As a girl, I remember wondering what souvenir I would collect as a world traveller. Would I barter for something of cultural significance whilst standing amidst a Zulu ceremonial dance in southern Africa? Or would I overlook the ochre sand beneath my feet and the brilliant, colourful strings of beaded bride price wrapped around the necks, wrists and ankles of the tribe’s women in search of the perfect teaspoon to add to my nanna's collection?

Travelling in my twenties I had neither the money nor room in my over-stuffed backpack for trinkets or t-shirts. The demand for novelty teaspoons was dying out along with shoulder pads and fluorescent leg warmers, thus forcing my hand when it came to contributing to Nanna's collection. And, as for the requisite photo holding up the Leaning Tower of Pizza – I was a lone traveller with a Polaroid camera years before the invention of the ‘selfie’ stick.

I was drawn to a souvenir of another kind. As a young adventurer it became apparent I would collect languages, memories and defining moments; unique possessions that couldn’t be broken, lost or stolen.

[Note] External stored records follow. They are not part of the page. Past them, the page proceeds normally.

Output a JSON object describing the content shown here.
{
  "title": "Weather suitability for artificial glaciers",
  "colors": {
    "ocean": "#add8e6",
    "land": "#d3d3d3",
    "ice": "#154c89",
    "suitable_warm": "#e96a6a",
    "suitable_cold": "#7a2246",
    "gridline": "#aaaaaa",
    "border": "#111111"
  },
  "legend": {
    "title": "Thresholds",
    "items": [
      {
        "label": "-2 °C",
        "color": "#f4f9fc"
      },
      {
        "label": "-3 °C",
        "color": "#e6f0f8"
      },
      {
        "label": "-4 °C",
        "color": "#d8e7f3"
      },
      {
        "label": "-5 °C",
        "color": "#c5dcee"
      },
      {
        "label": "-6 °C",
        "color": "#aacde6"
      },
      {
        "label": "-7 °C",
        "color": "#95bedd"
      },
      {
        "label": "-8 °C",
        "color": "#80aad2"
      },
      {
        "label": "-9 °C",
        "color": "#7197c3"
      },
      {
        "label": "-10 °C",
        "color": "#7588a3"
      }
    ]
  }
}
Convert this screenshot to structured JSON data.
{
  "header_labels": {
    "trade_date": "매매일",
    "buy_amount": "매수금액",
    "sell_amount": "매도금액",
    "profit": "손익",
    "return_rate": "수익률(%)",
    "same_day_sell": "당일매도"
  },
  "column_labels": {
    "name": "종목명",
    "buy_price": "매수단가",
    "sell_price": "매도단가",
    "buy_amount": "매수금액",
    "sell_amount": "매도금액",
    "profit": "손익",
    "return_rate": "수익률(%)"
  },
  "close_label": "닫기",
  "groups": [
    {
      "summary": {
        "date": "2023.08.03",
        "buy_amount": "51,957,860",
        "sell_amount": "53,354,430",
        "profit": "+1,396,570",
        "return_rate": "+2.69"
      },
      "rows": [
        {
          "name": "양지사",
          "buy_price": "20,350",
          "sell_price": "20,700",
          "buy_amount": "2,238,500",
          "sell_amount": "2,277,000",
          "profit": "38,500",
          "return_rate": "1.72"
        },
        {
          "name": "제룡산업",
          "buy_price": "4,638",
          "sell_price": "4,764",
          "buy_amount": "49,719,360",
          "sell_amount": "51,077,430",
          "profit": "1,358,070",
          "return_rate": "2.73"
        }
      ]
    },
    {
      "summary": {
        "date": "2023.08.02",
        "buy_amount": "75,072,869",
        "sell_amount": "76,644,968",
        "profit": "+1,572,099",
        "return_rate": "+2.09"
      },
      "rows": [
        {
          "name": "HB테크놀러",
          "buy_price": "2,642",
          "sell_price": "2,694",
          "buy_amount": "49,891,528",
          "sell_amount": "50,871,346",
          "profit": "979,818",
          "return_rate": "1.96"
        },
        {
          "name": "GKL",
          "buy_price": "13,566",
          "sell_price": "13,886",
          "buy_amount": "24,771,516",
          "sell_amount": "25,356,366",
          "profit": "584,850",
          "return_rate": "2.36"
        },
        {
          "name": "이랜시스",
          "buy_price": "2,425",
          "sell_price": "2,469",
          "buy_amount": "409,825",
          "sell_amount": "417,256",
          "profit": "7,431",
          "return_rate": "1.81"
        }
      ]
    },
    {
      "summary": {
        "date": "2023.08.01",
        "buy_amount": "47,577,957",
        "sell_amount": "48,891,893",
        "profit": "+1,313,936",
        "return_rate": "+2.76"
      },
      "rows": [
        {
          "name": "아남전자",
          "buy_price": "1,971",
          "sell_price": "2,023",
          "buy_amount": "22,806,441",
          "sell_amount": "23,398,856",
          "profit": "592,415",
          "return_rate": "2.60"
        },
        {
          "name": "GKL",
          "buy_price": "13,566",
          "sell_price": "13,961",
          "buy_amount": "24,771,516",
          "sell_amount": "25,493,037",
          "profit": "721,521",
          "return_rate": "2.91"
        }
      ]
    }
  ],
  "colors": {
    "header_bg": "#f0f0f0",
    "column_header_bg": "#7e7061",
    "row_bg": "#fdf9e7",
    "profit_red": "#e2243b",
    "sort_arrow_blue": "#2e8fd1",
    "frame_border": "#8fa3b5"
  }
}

For me, the sensation of learning a new language, however crudely, is like hearing the captivating twang of a sape’ or the haunting tune of a zurna for the first time. The vibration, the rolling, curling, tapping of tongue on teeth and palate is a cultural ceremony to savour in and forever feast upon. As for memories – some will fade; others will be pushed to the back recesses of the brain’s filing system. Yet, somewhere in time there will be a sound, an aroma, an image, a taste that will retrieve that defining moment in time when you dared throw your arms around the world.

One should collect defining moments like snow globes and teaspoons. Curios tell stories of distant lands visited; memories add the punctuation marks.